As an important social insect, honey bees play crucial roles in agricultural production, sustainable development of agricultural production, and the balance of the natural environment. However, in recent years, Israeli acute paralysis virus (IAPV) and chronic bee paralysis virus (CBPV), the main pathogens of bee paralysis, have continuously harmed bee colonies and caused certain losses to the beekeeping industry. Some beekeeping farms are located in wild or remote mountainous areas, and samples from these farms cannot be sent to the laboratory for testing in a timely manner, thereby limiting the accurate and rapid diagnosis of the disease.

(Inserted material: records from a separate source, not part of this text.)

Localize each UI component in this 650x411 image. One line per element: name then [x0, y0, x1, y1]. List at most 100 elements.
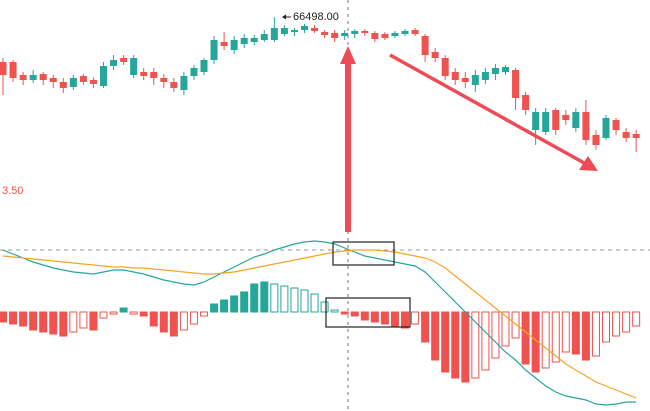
candle-body [552, 110, 560, 130]
macd-bar [360, 311, 369, 321]
macd-bar [69, 311, 78, 333]
macd-bar [230, 295, 239, 313]
macd-bar [551, 311, 560, 363]
macd-bar [340, 311, 349, 315]
candle-body [381, 34, 389, 38]
arrow-up [340, 46, 356, 232]
macd-bar [380, 311, 389, 325]
macd-bar [159, 311, 168, 333]
macd-bar [622, 311, 631, 333]
macd-bar [602, 311, 610, 343]
macd-bar [471, 311, 480, 379]
candle-body [250, 38, 258, 42]
candle-body [301, 26, 308, 30]
candle-body [240, 38, 248, 44]
macd-bar [581, 311, 590, 361]
candle-body [582, 112, 590, 140]
macd-bar [320, 301, 329, 313]
candle-body [451, 72, 459, 80]
candle-body [491, 68, 499, 74]
macd-bar [49, 311, 58, 335]
macd-bar [541, 311, 550, 369]
macd-bar [99, 311, 108, 319]
macd-bar [571, 311, 580, 355]
candle-body [89, 80, 97, 84]
macd-bar [189, 311, 198, 325]
candle-body [100, 66, 107, 86]
candle-body [29, 75, 37, 80]
candle-body [632, 134, 640, 138]
macd-bar [179, 311, 188, 331]
macd-bar [39, 311, 48, 333]
macd-bar [561, 311, 570, 353]
macd-bar [240, 291, 249, 313]
arrow-head [579, 156, 598, 171]
candle-body [220, 42, 228, 46]
candle-body [371, 33, 379, 39]
candle-body [120, 58, 128, 62]
candle-body [502, 67, 509, 72]
candle-body [110, 60, 118, 66]
candle-body [160, 78, 168, 82]
candle-body [592, 135, 600, 145]
candle-body [572, 112, 580, 128]
candle-body [522, 95, 530, 110]
candle-body [200, 60, 208, 72]
macd-bar [19, 311, 28, 327]
candle-body [69, 78, 77, 87]
macd-bar [29, 311, 38, 331]
candle-body [461, 78, 469, 82]
candle-body [150, 72, 158, 78]
candle-body [180, 76, 188, 90]
candle-body [321, 32, 329, 35]
candle-body [311, 28, 319, 31]
candle-body [49, 78, 57, 82]
macd-bar [109, 311, 118, 315]
macd-bar [290, 287, 299, 313]
candle-body [39, 74, 47, 80]
candle-body [481, 72, 489, 80]
macd-bar [129, 311, 138, 315]
plot [0, 17, 641, 406]
macd-line [2, 240, 637, 406]
candle-body [441, 58, 449, 76]
macd-bar [421, 311, 430, 343]
macd-bar [169, 311, 178, 337]
candle-body [562, 115, 570, 120]
candle-body [19, 75, 27, 80]
candle-body [512, 70, 520, 98]
macd-bar [9, 311, 18, 325]
macd-bar [210, 303, 219, 313]
candle-body [210, 40, 218, 60]
macd-bar [501, 311, 510, 347]
candle-body [391, 33, 399, 36]
macd-bar [270, 283, 279, 313]
macd-bar [390, 311, 399, 327]
macd-bar [139, 311, 148, 317]
macd-bar [461, 311, 470, 383]
candle-body [331, 33, 339, 38]
candle-body [612, 120, 620, 130]
price-annotation: 66498.00 [293, 11, 339, 23]
candle-body [0, 62, 7, 75]
macd-bar [149, 311, 158, 327]
macd-line [2, 249, 637, 399]
candle-body [79, 76, 87, 82]
macd-bar [441, 311, 450, 373]
candle-body [532, 112, 540, 130]
macd-bar [521, 311, 530, 365]
candle-body [602, 118, 610, 138]
macd-bar [401, 311, 409, 329]
candle-body [130, 58, 138, 75]
candle-body [421, 36, 429, 55]
macd-bar [300, 289, 309, 313]
candle-body [542, 112, 550, 132]
macd-bar [481, 311, 490, 371]
macd-bar [280, 285, 289, 313]
candle-body [270, 28, 278, 40]
macd-bar [491, 311, 500, 359]
macd-bar [612, 311, 621, 337]
macd-bar [511, 311, 520, 339]
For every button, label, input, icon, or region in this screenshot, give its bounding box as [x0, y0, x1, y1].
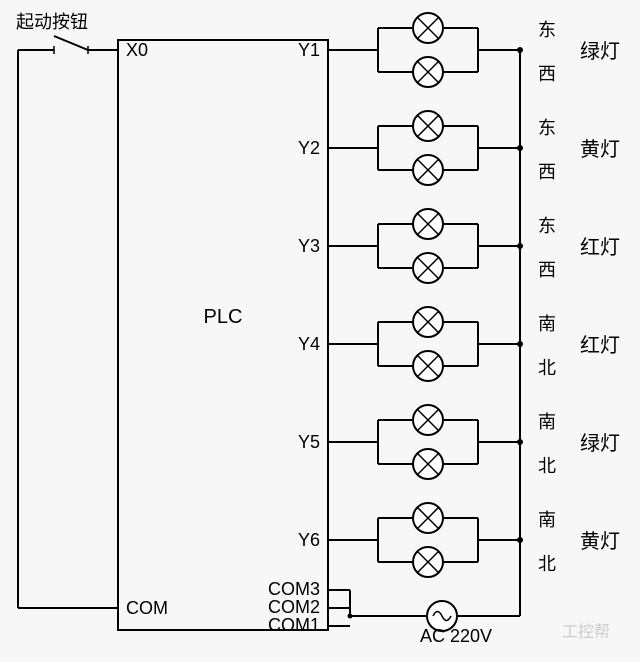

In this study, we used a reverse transcription–recombinase polymerase amplification–lateral flow dipstick (RT–RPA–LFD) method for the dual detection of IAPV and CBPV. RPA primers and LFD detection probes were designed separately for their conserved genes. Primers and probes were screened, and the forward and reverse primer ratios, reaction times, and temperatures were optimized. According to the results of the optimization tests, the optimal reaction temperature for RT–RPA is 37°C, and when combined with LFD, detection with the naked eye requires <20 min. The developed RPA–LFD method specifically targets IAPV and CBPV and has no cross-reactivity with other common bee viruses. In addition, the minimum detection limit of the RT–RPA–LFD method is 101 copies/μL.
Based this study, this method is suitable for the detection of clinical samples and can be used for field detection of IAPV and CBPV.